Kickboxer who killed his mother with fractures to head guilty of manslaughter

‘I lost all control ... it all happened in a moment,’ says accused who claimed life of abuse at mother’s hands

A jury at the Central Criminal Court heard that the accused had accepted he caused multiple fractures to his mother’s skull. Photograph: Noel Bennett/Getty Images
A jury at the Central Criminal Court heard that the accused had accepted he caused multiple fractures to his mother’s skull. Photograph: Noel Bennett/Getty Images

An amateur kickboxer who said he “lost all control” and stomped on his 62-year-old mother’s skull after she threatened to kill him has been found not guilty of her murder but guilty of manslaughter by a Central Criminal Court jury. .

The jury of seven men and five women took just three hours and 36 minutes to accept the defence of provocation put forward by Luke Donnelly (29), who told the panel of being “groomed” into a life of drugs and violence by his allegedly abusive mother.

“In my whole life of being attacked and abused I had never defended myself, just waited for it to be over,” Donnelly told the court last week.

Donnelly, of no fixed abode, had pleaded not guilty to murder but guilty to the manslaughter of his mother Catherine Henry (62) at her apartment on Bridge Street in Dundalk, Co Louth, on a date unknown in May 2023.

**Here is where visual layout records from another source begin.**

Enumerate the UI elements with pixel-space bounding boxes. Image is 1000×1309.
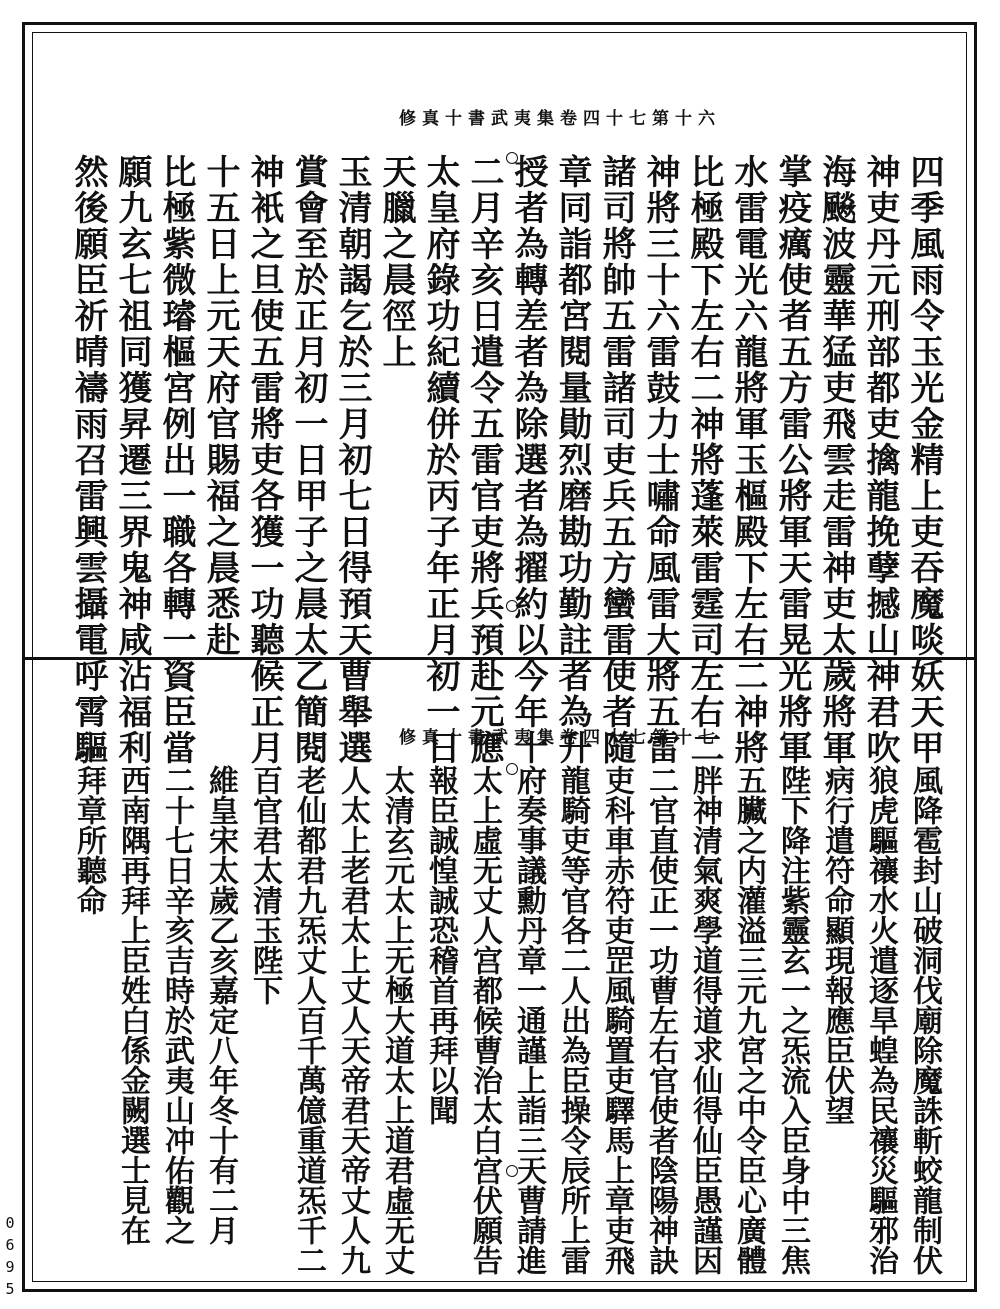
text-column: 太清玄元太上无極大道太上道君虛无丈 — [379, 765, 414, 1275]
text-column: 諸司將帥五雷諸司吏兵五方蠻雷使者隨 — [596, 154, 636, 766]
text-column: 神吏丹元刑部都吏擒龍挽孽撼山神君吹 — [860, 154, 900, 766]
text-columns — [66, 765, 946, 1275]
text-column: 天臘之晨徑上 — [376, 154, 416, 370]
text-column: 龍騎吏等官各二人出為臣操令辰所上雷 — [555, 765, 590, 1275]
text-column: 二十七日辛亥吉時於武夷山冲佑觀之 — [159, 765, 194, 1245]
text-column: 病行遣符命顯現報應臣伏望 — [819, 765, 854, 1125]
text-column: 章同詣都宮閱量勛烈磨勘功勤註者為升 — [552, 154, 592, 766]
text-column: 二月辛亥日遣令五雷官吏將兵預赴元應 — [464, 154, 504, 766]
text-column: 十五日上元天府官賜福之晨悉赴 — [200, 154, 240, 658]
text-column: 吏科車赤符吏罡風騎置吏驛馬上章吏飛 — [599, 765, 634, 1275]
text-column: 授者為轉差者為除選者為擢約以今年十 — [508, 154, 548, 766]
text-column: 海飈波靈華猛吏飛雲走雷神吏太歲將軍 — [816, 154, 856, 766]
text-column: 神將三十六雷鼓力士嘯命風雷大將五雷 — [640, 154, 680, 766]
text-column: 維皇宋太歲乙亥嘉定八年冬十有二月 — [203, 765, 238, 1245]
text-column: 比極殿下左右二神將蓬萊雷霆司左右二 — [684, 154, 724, 766]
side-page-number: 0695 — [5, 1214, 15, 1298]
text-column: 老仙都君九炁丈人百千萬億重道炁千二 — [291, 765, 326, 1275]
text-column: 百官君太清玉陛下 — [247, 765, 282, 1005]
text-column: 人太上老君太上丈人天帝君天帝丈人九 — [335, 765, 370, 1275]
text-column: 玉清朝謁乞於三月初七日得預天曹舉選 — [332, 154, 372, 766]
text-column: 願九玄七祖同獲昇遷三界鬼神咸沾福利 — [112, 154, 152, 766]
text-column: 四季風雨令玉光金精上吏吞魔啖妖天甲 — [904, 154, 944, 766]
text-column: 然後願臣祈晴禱雨召雷興雲攝電呼霄驅 — [68, 154, 108, 766]
page-panel-bottom — [40, 665, 960, 1285]
text-column: 府奏事議勳丹章一通謹上詣三天曹請進 — [511, 765, 546, 1275]
text-column: 五臟之内灌溢三元九宮之中令臣心廣體 — [731, 765, 766, 1275]
text-column: 狼虎驅禳水火遣逐旱蝗為民禳災驅邪治 — [863, 765, 898, 1275]
text-column: 太皇府錄功紀續併於丙子年正月初一日 — [420, 154, 460, 766]
text-column: 胖神清氣爽學道得道求仙得仙臣愚謹因 — [687, 765, 722, 1275]
text-column: 報臣誠惶誠恐稽首再拜以聞 — [423, 765, 458, 1125]
page-header: 修真十書武夷集卷四十七第十六 — [399, 109, 721, 129]
text-column: 西南隅再拜上臣姓白係金闕選士見在 — [115, 765, 150, 1245]
text-column: 水雷電光六龍將軍玉樞殿下左右二神將 — [728, 154, 768, 766]
text-column: 拜章所聽命 — [71, 765, 106, 915]
text-column: 二官直使正一功曹左右官使者陰陽神訣 — [643, 765, 678, 1275]
page-header: 修真十書武夷集卷四十七第十七 — [399, 728, 721, 748]
text-column: 陛下降注紫靈玄一之炁流入臣身中三焦 — [775, 765, 810, 1275]
text-column: 比極紫微璿樞宮例出一職各轉一資臣當 — [156, 154, 196, 766]
text-column: 風降雹封山破洞伐廟除魔誅斬蛟龍制伏 — [907, 765, 942, 1275]
text-column: 掌疫癘使者五方雷公將軍天雷晃光將軍 — [772, 154, 812, 766]
text-column: 太上虛无丈人宫都候曹治太白宫伏願告 — [467, 765, 502, 1275]
text-column: 神衹之旦使五雷將吏各獲一功聽候正月 — [244, 154, 284, 766]
text-column: 賞會至於正月初一日甲子之晨太乙簡閱 — [288, 154, 328, 766]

The trial jury had heard that Donnelly accepted he caused multiple fractures to his mother’s skull and that he left a bloodstained footprint on her back.

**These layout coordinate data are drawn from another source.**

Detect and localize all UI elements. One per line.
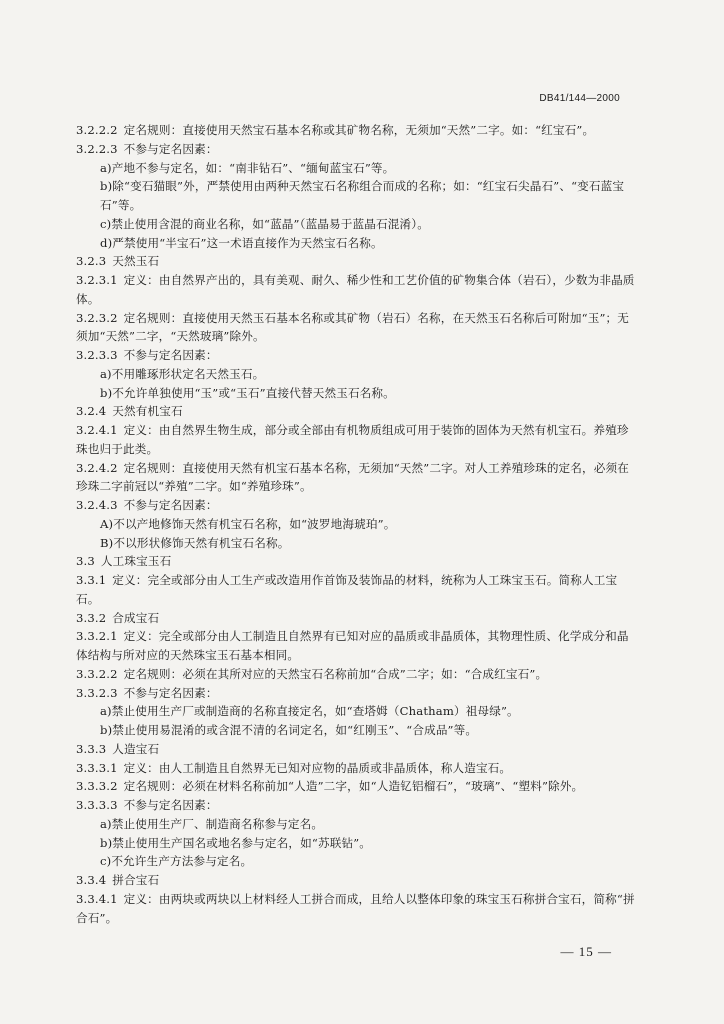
paragraph [76, 852, 636, 871]
paragraph [76, 890, 636, 928]
paragraph [76, 234, 636, 253]
paragraph [76, 365, 636, 384]
paragraph [76, 552, 636, 571]
paragraph-text: 不参与定名因素： [123, 348, 218, 362]
paragraph [76, 177, 636, 215]
paragraph [76, 777, 636, 796]
section-number: 3.2.3.2 [76, 310, 118, 325]
paragraph [76, 215, 636, 234]
paragraph-text: 不参与定名因素： [123, 685, 218, 700]
paragraph [76, 252, 636, 271]
section-number: 3.2.3.3 [76, 348, 118, 362]
paragraph-text: a)禁止使用生产厂或制造商的名称直接定名，如“查塔姆（Chatham）祖母绿”。 [100, 704, 519, 719]
paragraph [76, 796, 636, 815]
paragraph-text: a)不用雕琢形状定名天然玉石。 [100, 366, 265, 381]
paragraph-text: 定名规则：直接使用天然玉石基本名称或其矿物（岩石）名称，在天然玉石名称后可附加“玉”；无须加“天然”二字，“天然玻璃”除外。 [76, 310, 630, 344]
paragraph-text: 人造宝石 [112, 741, 160, 756]
section-number: 3.3 [76, 554, 95, 569]
paragraph-text: b)除“变石猫眼”外，严禁使用由两种天然宝石名称组合而成的名称；如：“红宝石尖晶石”、“变石蓝宝石”等。 [100, 179, 625, 212]
paragraph-text: 定义：完全或部分由人工制造且自然界有已知对应的晶质或非晶质体，其物理性质、化学成分和晶体结构与所对应的天然珠宝玉石基本相同。 [76, 629, 629, 662]
paragraph-text: 天然玉石 [112, 254, 160, 269]
paragraph [76, 684, 636, 703]
paragraph-text: a)产地不参与定名，如：“南非钻石”、“缅甸蓝宝石”等。 [100, 160, 395, 175]
section-number: 3.2.4.3 [76, 498, 118, 512]
paragraph [76, 346, 636, 365]
section-number: 3.3.3.1 [76, 760, 118, 775]
paragraph-text: 定名规则：必须在材料名称前加“人造”二字，如“人造钇铝榴石”，“玻璃”、“塑料”除外。 [123, 779, 584, 794]
paragraph-text: 定义：由自然界生物生成，部分或全部由有机物质组成可用于装饰的固体为天然有机宝石。养殖珍珠也归于此类。 [76, 423, 629, 456]
paragraph-text: A)不以产地修饰天然有机宝石名称，如“波罗地海琥珀”。 [100, 516, 396, 531]
paragraph-text: b)禁止使用生产国名或地名参与定名，如“苏联钻”。 [100, 835, 372, 850]
paragraph-text: c)禁止使用含混的商业名称，如“蓝晶”（蓝晶易于蓝晶石混淆）。 [100, 216, 429, 231]
paragraph-text: 定义：由自然界产出的，具有美观、耐久、稀少性和工艺价值的矿物集合体（岩石），少数为非晶质体。 [76, 273, 635, 306]
section-number: 3.2.2.2 [76, 123, 118, 137]
paragraph [76, 609, 636, 628]
paragraph [76, 459, 636, 497]
section-number: 3.3.2.1 [76, 629, 118, 644]
paragraph-text: b)禁止使用易混淆的或含混不清的名词定名，如“红刚玉”、“合成品”等。 [100, 723, 478, 737]
paragraph-text: 定义：由两块或两块以上材料经人工拼合而成，且给人以整体印象的珠宝玉石称拼合宝石，简称“拼合石”。 [76, 891, 635, 925]
paragraph [76, 702, 636, 721]
paragraph [76, 721, 636, 740]
paragraph [76, 515, 636, 534]
paragraph [76, 759, 636, 778]
section-number: 3.3.2 [76, 610, 107, 625]
paragraph [76, 402, 636, 421]
paragraph-text: 天然有机宝石 [112, 404, 183, 419]
paragraph-text: 合成宝石 [112, 610, 160, 625]
paragraph [76, 140, 636, 159]
section-number: 3.2.3 [76, 254, 107, 269]
section-number: 3.2.3.1 [76, 273, 118, 287]
section-number: 3.3.1 [76, 573, 107, 587]
paragraph [76, 384, 636, 403]
paragraph [76, 159, 636, 178]
paragraph-text: B)不以形状修饰天然有机宝石名称。 [100, 535, 290, 550]
paragraph-text: 不参与定名因素： [123, 498, 218, 512]
paragraph-text: a)禁止使用生产厂、制造商名称参与定名。 [100, 816, 324, 831]
paragraph [76, 421, 636, 459]
section-number: 3.2.4.2 [76, 460, 118, 475]
paragraph-text: 人工珠宝玉石 [100, 554, 172, 569]
paragraph [76, 121, 636, 140]
section-number: 3.3.3 [76, 741, 107, 756]
paragraph-text: 不参与定名因素： [123, 141, 218, 156]
paragraph-text: 定名规则：直接使用天然有机宝石基本名称，无须加“天然”二字。对人工养殖珍珠的定名，必须在珍珠二字前冠以“养殖”二字。如“养殖珍珠”。 [76, 460, 630, 494]
paragraph [76, 627, 636, 665]
paragraph [76, 271, 636, 309]
paragraph [76, 665, 636, 684]
section-number: 3.3.4 [76, 873, 107, 887]
section-number: 3.2.2.3 [76, 141, 118, 156]
section-number: 3.2.4.1 [76, 423, 118, 437]
paragraph [76, 834, 636, 853]
section-number: 3.3.2.2 [76, 666, 118, 681]
paragraph-text: d)严禁使用“半宝石”这一术语直接作为天然宝石名称。 [100, 235, 383, 250]
paragraph-text: 不参与定名因素： [123, 798, 218, 812]
paragraph-text: 拼合宝石 [112, 873, 160, 887]
paragraph [76, 815, 636, 834]
paragraph [76, 871, 636, 890]
paragraph [76, 534, 636, 553]
paragraph [76, 571, 636, 609]
paragraph [76, 496, 636, 515]
paragraph-text: 定义：完全或部分由人工生产或改造用作首饰及装饰品的材料，统称为人工珠宝玉石。简称人工宝石。 [76, 573, 618, 606]
paragraph-text: c)不允许生产方法参与定名。 [100, 854, 253, 869]
section-number: 3.2.4 [76, 404, 107, 419]
paragraph-text: 定名规则：必须在其所对应的天然宝石名称前加“合成”二字；如：“合成红宝石”。 [123, 666, 548, 681]
paragraph-text: 定义：由人工制造且自然界无已知对应物的晶质或非晶质体，称人造宝石。 [123, 760, 512, 775]
section-number: 3.3.3.3 [76, 798, 118, 812]
section-number: 3.3.4.1 [76, 891, 118, 906]
section-number: 3.3.3.2 [76, 779, 118, 794]
paragraph [76, 740, 636, 759]
section-number: 3.3.2.3 [76, 685, 118, 700]
page-number: — 15 — [560, 944, 612, 959]
paragraph [76, 309, 636, 347]
document-body [76, 121, 636, 927]
paragraph-text: 定名规则：直接使用天然宝石基本名称或其矿物名称，无须加“天然”二字。如：“红宝石”。 [123, 123, 595, 137]
paragraph-text: b)不允许单独使用“玉”或“玉石”直接代替天然玉石名称。 [100, 385, 395, 400]
standard-code: DB41/144—2000 [539, 93, 620, 104]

During the trial, a pathologist testified that she had died from severe blunt-force trauma to the head and had suffered multiple fractures to her skull, including one which may have been caused by “a stomping or kicking type of impact”.

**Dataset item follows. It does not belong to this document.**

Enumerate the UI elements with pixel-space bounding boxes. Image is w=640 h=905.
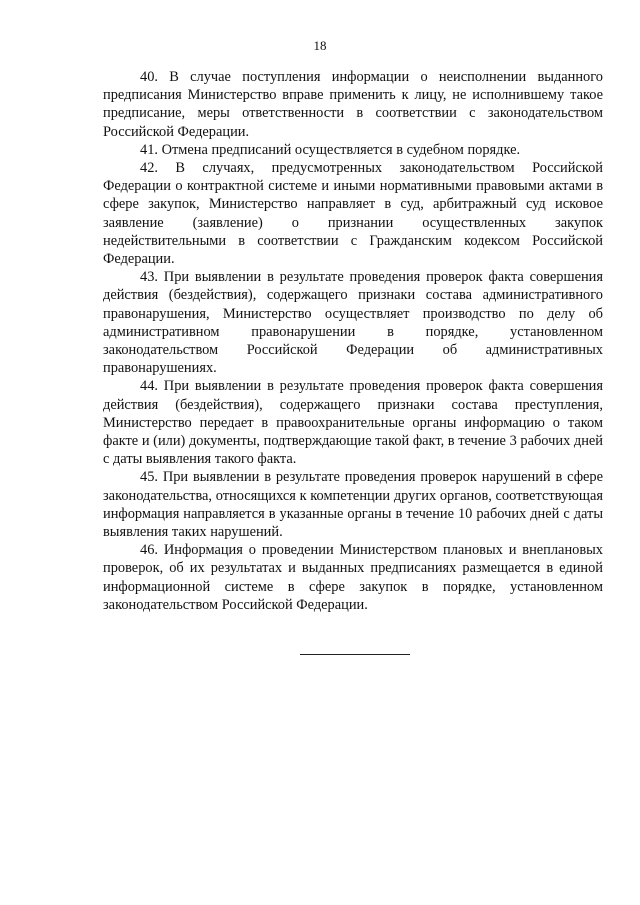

In seeking a verdict of manslaughter for his client, barrister Conall MacCarthy had argued that the defendant and his mother had a “complex, sad and disturbing” relationship, and there was evidence of the deceased being prone to “sudden outbursts of violence”.

The trial heard that Donnelly had been behaving in “an erratic way” in the months before the killing, including by repeatedly asserting that he was Jesus Christ.

In his evidence, Donnelly, who agreed he had “loaded up” on a cocktail of drugs in the hours before the killing, recalled his mother coming into the bedroom of her apartment on May 23rd, 2023, and asking for his key back.

Donnelly said he told her he was the son of God and could not take the controlling abuse any more. The defendant said his mother screamed in his face that she would kill him if he left.

The defendant said he closed his eyes and “waited for it to be over” as his mother lunged at him. “I didn’t know whether it was punches or a weapon but I could feel my head and arms being hit.”

At that moment, Donnelly said he was in fear for his life, snapped and threw a punch, which connected with his mother and spun her around. “I lost all control and proceeded to stomp, it all happened in a moment,” he said, adding that he believed his mother was going to kill him.

The 12 jurors on Thursday rejected the State’s contention by a majority verdict that the defences of provocation and self defence were not open to Donnelly.

It was the prosecution case that Donnelly had crushed his mother’s skull “like he would a common insect” and that the 62-year-old grandmother had posed no more threat to her son than that.

In his closing speech, barrister Garret Baker for the Director of Public Prosecutions, said Donnelly had stamped on his mother’s skull and also “upon her character at every available turn” in an attempt to “wriggle off the hook”.

Judge Paul McDermott described the material the jury had to deal with as “very difficult”. He exempted them from jury service for the next five years.

The judge directed a probation report and remanded Donnelly in custody until May 11th for a sentencing hearing.

On that date, the Henry family will have an opportunity to make a statement to the court about the impact Catherine Henry’s death has had on their lives.